The Fed cast its decision to raise the discount rate to 0.75 percent from 0.5 percent as a response to improved financial market conditions that warrant less of a helping hand from the US central bank.
It went to pains to draw a distinction between the discount rate and the federal funds interbank lending rate, its main monetary policy tool, which remains unchanged near zero percent to help sustain a fragile US economic recovery.
“Like the closure of a number of extraordinary credit programs earlier this month, these changes are intended as a further normalization of the Federal Reserve’s lending facilities,” the Fed said in a statement.
“The modifications are not expected to lead to tighter financial conditions for households and businesses and do not signal any change in the outlook for the economy or for monetary policy,” it said.

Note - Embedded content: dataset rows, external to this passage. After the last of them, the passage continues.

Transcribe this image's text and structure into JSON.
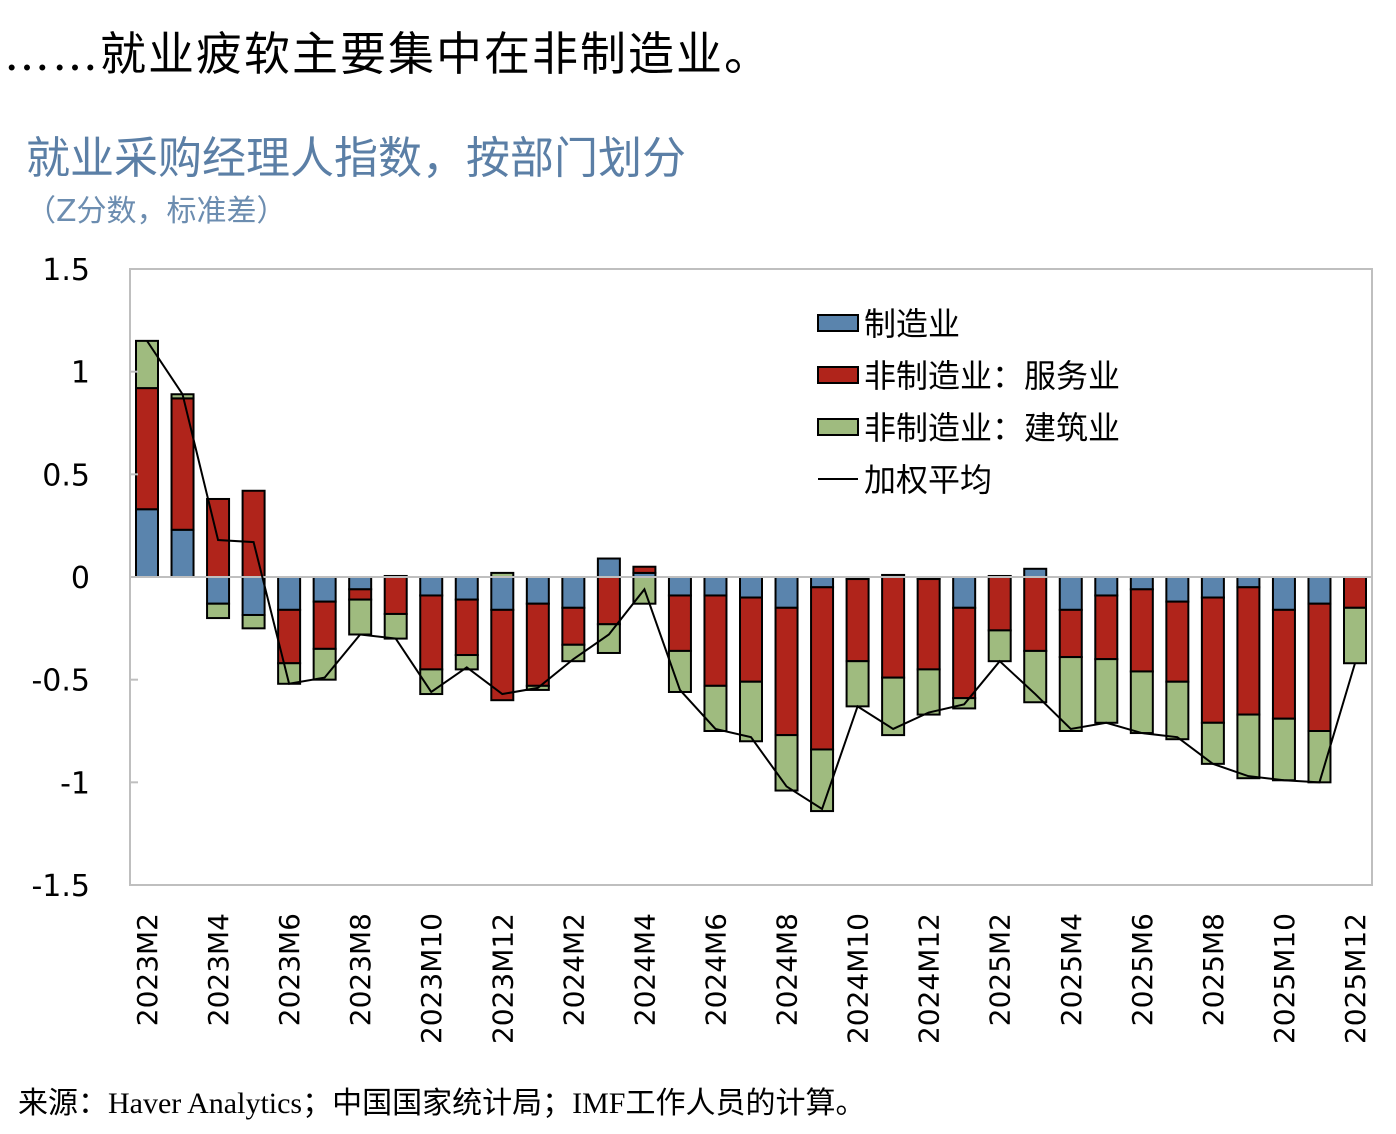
{
  "headline": "……就业疲软主要集中在非制造业。",
  "source": "来源：Haver Analytics；中国国家统计局；IMF工作人员的计算。",
  "colors": {
    "manufacturing": "#5a84ad",
    "services": "#b0241b",
    "construction": "#9fbb7f",
    "line": "#000000",
    "title": "#5b7fa6"
  },
  "chart_data": {
    "type": "bar",
    "stacked": true,
    "title": "就业采购经理人指数，按部门划分",
    "subtitle": "（Z分数，标准差）",
    "xlabel": "",
    "ylabel": "",
    "ylim": [
      -1.5,
      1.5
    ],
    "yticks": [
      1.5,
      1,
      0.5,
      0,
      -0.5,
      -1,
      -1.5
    ],
    "ytick_labels": [
      "1.5",
      "1",
      "0.5",
      "0",
      "-0.5",
      "-1",
      "-1.5"
    ],
    "grid": false,
    "legend_position": "top-right",
    "categories": [
      "2023M2",
      "2023M3",
      "2023M4",
      "2023M5",
      "2023M6",
      "2023M7",
      "2023M8",
      "2023M9",
      "2023M10",
      "2023M11",
      "2023M12",
      "2024M1",
      "2024M2",
      "2024M3",
      "2024M4",
      "2024M5",
      "2024M6",
      "2024M7",
      "2024M8",
      "2024M9",
      "2024M10",
      "2024M11",
      "2024M12",
      "2025M1",
      "2025M2",
      "2025M3",
      "2025M4",
      "2025M5",
      "2025M6",
      "2025M7",
      "2025M8",
      "2025M9",
      "2025M10",
      "2025M11",
      "2025M12"
    ],
    "xtick_labels": [
      "2023M2",
      "2023M4",
      "2023M6",
      "2023M8",
      "2023M10",
      "2023M12",
      "2024M2",
      "2024M4",
      "2024M6",
      "2024M8",
      "2024M10",
      "2024M12",
      "2025M2",
      "2025M4",
      "2025M6",
      "2025M8",
      "2025M10",
      "2025M12"
    ],
    "series": [
      {
        "name": "制造业",
        "kind": "bar",
        "color_key": "manufacturing",
        "values": [
          0.33,
          0.23,
          -0.13,
          -0.185,
          -0.16,
          -0.12,
          -0.06,
          0.005,
          -0.09,
          -0.11,
          -0.16,
          -0.13,
          -0.15,
          0.09,
          0.02,
          -0.09,
          -0.09,
          -0.1,
          -0.15,
          -0.05,
          -0.01,
          0.01,
          -0.01,
          -0.15,
          0.005,
          0.04,
          -0.16,
          -0.09,
          -0.06,
          -0.12,
          -0.1,
          -0.05,
          -0.16,
          -0.13,
          0.0
        ]
      },
      {
        "name": "非制造业：服务业",
        "kind": "bar",
        "color_key": "services",
        "values": [
          0.59,
          0.64,
          0.38,
          0.42,
          -0.26,
          -0.23,
          -0.05,
          -0.18,
          -0.36,
          -0.27,
          -0.44,
          -0.4,
          -0.18,
          -0.23,
          0.03,
          -0.27,
          -0.44,
          -0.41,
          -0.62,
          -0.79,
          -0.4,
          -0.49,
          -0.44,
          -0.44,
          -0.26,
          -0.36,
          -0.23,
          -0.31,
          -0.4,
          -0.39,
          -0.61,
          -0.62,
          -0.53,
          -0.62,
          -0.15
        ]
      },
      {
        "name": "非制造业：建筑业",
        "kind": "bar",
        "color_key": "construction",
        "values": [
          0.23,
          0.02,
          -0.07,
          -0.065,
          -0.1,
          -0.15,
          -0.17,
          -0.12,
          -0.12,
          -0.07,
          0.02,
          -0.02,
          -0.08,
          -0.14,
          -0.13,
          -0.2,
          -0.22,
          -0.29,
          -0.27,
          -0.3,
          -0.22,
          -0.28,
          -0.22,
          -0.05,
          -0.15,
          -0.25,
          -0.36,
          -0.31,
          -0.3,
          -0.28,
          -0.2,
          -0.31,
          -0.3,
          -0.25,
          -0.27
        ]
      },
      {
        "name": "加权平均",
        "kind": "line",
        "color_key": "line",
        "values": [
          1.15,
          0.89,
          0.18,
          0.17,
          -0.52,
          -0.49,
          -0.28,
          -0.3,
          -0.56,
          -0.44,
          -0.57,
          -0.54,
          -0.4,
          -0.28,
          -0.06,
          -0.55,
          -0.74,
          -0.78,
          -1.02,
          -1.13,
          -0.63,
          -0.74,
          -0.66,
          -0.62,
          -0.41,
          -0.57,
          -0.74,
          -0.71,
          -0.76,
          -0.78,
          -0.91,
          -0.97,
          -0.99,
          -1.0,
          -0.42
        ]
      }
    ]
  }
}
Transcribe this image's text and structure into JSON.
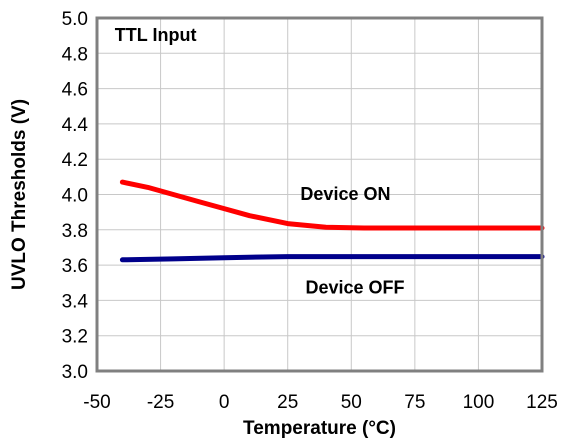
{
  "chart_data": {
    "type": "line",
    "title": "",
    "xlabel": "Temperature (°C)",
    "ylabel": "UVLO Thresholds (V)",
    "xlim": [
      -50,
      125
    ],
    "ylim": [
      3.0,
      5.0
    ],
    "x_ticks": [
      -50,
      -25,
      0,
      25,
      50,
      75,
      100,
      125
    ],
    "x_tick_labels": [
      "-50",
      "-25",
      "0",
      "25",
      "50",
      "75",
      "100",
      "125"
    ],
    "y_ticks": [
      3.0,
      3.2,
      3.4,
      3.6,
      3.8,
      4.0,
      4.2,
      4.4,
      4.6,
      4.8,
      5.0
    ],
    "y_tick_labels": [
      "3.0",
      "3.2",
      "3.4",
      "3.6",
      "3.8",
      "4.0",
      "4.2",
      "4.4",
      "4.6",
      "4.8",
      "5.0"
    ],
    "grid": true,
    "annotations": [
      {
        "text": "TTL Input",
        "x": -43,
        "y": 4.87
      },
      {
        "text": "Device ON",
        "x": 30,
        "y": 3.97
      },
      {
        "text": "Device OFF",
        "x": 32,
        "y": 3.44
      }
    ],
    "series": [
      {
        "color": "#ff0000",
        "x": [
          -40,
          -30,
          -20,
          -10,
          0,
          10,
          25,
          40,
          55,
          75,
          100,
          125
        ],
        "y": [
          4.07,
          4.04,
          4.0,
          3.96,
          3.92,
          3.88,
          3.835,
          3.815,
          3.81,
          3.81,
          3.81,
          3.81
        ]
      },
      {
        "color": "#00008b",
        "x": [
          -40,
          -20,
          0,
          25,
          50,
          75,
          100,
          125
        ],
        "y": [
          3.63,
          3.635,
          3.642,
          3.648,
          3.648,
          3.648,
          3.648,
          3.648
        ]
      }
    ]
  }
}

Fed officials across the country emphasized that point.
“Monetary policy — as evidenced by the fed funds rate target — remains accommodative,” Atlanta Federal Reserve President Dennis Lockhart said in Augusta, Georgia. Fed Governor Elizabeth Duke echoed the Fed’s message in a speech in Norfolk, Virginia.
The decision, requested by all 12 regional Fed banks and approved unanimously by the central bank’s board in Washington, took effect yesterday.
TAIWAN RESPONSE
Taiwan’s central bank said it will monitor changes in domestic and overseas financial and economic conditions after the US Federal Reserve Board raised the rate charged to banks for direct loans.
The bank will implement the proper monetary policies and measures in response at an appropriate time, it said in a statement released in Taipei yesterday.